Context
When performing filter operations it's generally best to push the filter as far upstream as possible to get good performance; e.g. if I were using PowerShell to get all files from a directory Get-ChildItem 'c:\temp\' -Filter '*.txt'
would be preferable to Get-ChildItem 'c:\temp\' | Where-Object {$_.Name -like '*.txt'}
.
However, in some situations the upstream component doesn't give us an option to push things upstream; e.g. if we wanted to find any image file we'd either have to make multiple calls to Get-ChildItem
passing different values to Filter
for each type, but resulting in traversing the directory multiple times and potentially returning the same files (if they match multiple filters); or we have to perform the filtering downstream.

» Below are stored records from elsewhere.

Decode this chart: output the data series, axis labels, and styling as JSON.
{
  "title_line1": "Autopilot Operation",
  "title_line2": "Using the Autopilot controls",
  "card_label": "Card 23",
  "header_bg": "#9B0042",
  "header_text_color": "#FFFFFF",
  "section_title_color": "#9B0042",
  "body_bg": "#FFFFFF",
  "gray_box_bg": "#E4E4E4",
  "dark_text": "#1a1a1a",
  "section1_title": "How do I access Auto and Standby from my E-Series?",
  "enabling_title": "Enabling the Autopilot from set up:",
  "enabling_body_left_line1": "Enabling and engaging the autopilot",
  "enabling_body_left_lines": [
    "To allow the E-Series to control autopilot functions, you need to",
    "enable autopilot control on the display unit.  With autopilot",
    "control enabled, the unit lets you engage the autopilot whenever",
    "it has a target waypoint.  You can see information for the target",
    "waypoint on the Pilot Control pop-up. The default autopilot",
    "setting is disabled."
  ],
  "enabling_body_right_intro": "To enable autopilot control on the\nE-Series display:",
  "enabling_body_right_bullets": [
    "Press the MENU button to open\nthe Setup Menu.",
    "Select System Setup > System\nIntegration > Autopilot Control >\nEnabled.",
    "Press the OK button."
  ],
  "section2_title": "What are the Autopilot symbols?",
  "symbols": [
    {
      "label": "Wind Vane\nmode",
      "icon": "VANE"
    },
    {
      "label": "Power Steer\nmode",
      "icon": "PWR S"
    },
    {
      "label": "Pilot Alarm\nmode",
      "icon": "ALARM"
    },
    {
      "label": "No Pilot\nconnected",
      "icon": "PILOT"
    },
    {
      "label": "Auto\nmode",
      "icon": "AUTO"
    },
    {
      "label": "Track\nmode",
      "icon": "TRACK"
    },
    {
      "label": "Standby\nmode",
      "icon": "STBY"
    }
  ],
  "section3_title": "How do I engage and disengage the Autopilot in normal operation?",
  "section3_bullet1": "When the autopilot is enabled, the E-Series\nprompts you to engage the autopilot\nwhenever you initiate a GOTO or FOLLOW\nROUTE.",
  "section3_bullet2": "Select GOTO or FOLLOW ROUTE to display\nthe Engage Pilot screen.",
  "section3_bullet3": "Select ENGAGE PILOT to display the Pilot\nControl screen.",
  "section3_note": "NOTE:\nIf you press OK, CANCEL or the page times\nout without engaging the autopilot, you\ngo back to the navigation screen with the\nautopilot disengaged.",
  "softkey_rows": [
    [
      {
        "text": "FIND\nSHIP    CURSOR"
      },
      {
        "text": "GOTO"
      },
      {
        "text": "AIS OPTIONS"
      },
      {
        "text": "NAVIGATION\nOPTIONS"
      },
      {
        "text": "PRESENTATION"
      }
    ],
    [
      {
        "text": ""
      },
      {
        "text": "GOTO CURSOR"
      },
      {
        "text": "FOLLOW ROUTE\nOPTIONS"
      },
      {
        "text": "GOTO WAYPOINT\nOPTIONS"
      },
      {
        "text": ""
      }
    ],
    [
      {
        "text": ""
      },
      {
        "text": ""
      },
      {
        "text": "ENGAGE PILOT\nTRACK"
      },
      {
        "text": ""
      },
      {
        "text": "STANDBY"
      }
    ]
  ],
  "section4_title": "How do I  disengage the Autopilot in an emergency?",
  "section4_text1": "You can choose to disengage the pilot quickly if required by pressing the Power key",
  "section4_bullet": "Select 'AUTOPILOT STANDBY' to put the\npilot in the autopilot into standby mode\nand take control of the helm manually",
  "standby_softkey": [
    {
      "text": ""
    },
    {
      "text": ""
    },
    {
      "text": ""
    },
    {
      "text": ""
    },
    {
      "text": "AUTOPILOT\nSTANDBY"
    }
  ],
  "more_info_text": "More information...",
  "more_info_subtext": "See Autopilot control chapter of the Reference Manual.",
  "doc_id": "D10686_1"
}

If I were searching for image files (for this specifc example, lets say that's: '*.png', '*.gif', '*.jpg', '*.jpeg'
) one approach may be to send '*.*g*'
as the filter to the provider, so we elimiate a lot of candidates early on, then filter for the specific extensions we're interested in downstream.
Question
Is there a known method for extracting a "like pattern/mask" which represents the partial implementation of a regex?
e.g. so I could implement something like this:
Function Get-ImageFiles {
Param(
[Parameter(Mandatory)]
[string]$LiteralPath
,
[Parameter()]
[string]$Pattern = '\.(?:png|gif|jpg|jpeg)$'
)
$simpleMask = ConvertTo-SimpleMask -RegexPattern $Pattern
[System.IO.Directory]::EnumerateFiles($LiteralPath, $simpleMask) |
Select-String -Pattern $Pattern -Raw
}
# for '\.(?:png|gif|jpg|jpeg)$' simpleMask would be '*.*g*'
# for '\.(?:jpg|jpeg)$' simpleMask would be '*.jp*g'
# for '\.(?:png|gif|jpg|jpeg|webp)$' simpleMask would be '*.*'
Note: In this question I've used PowerShell for my example code; but I'm interested in any solution to this "regex to simple filter" problem. This is more a question of curiosity than specific to the above example use case.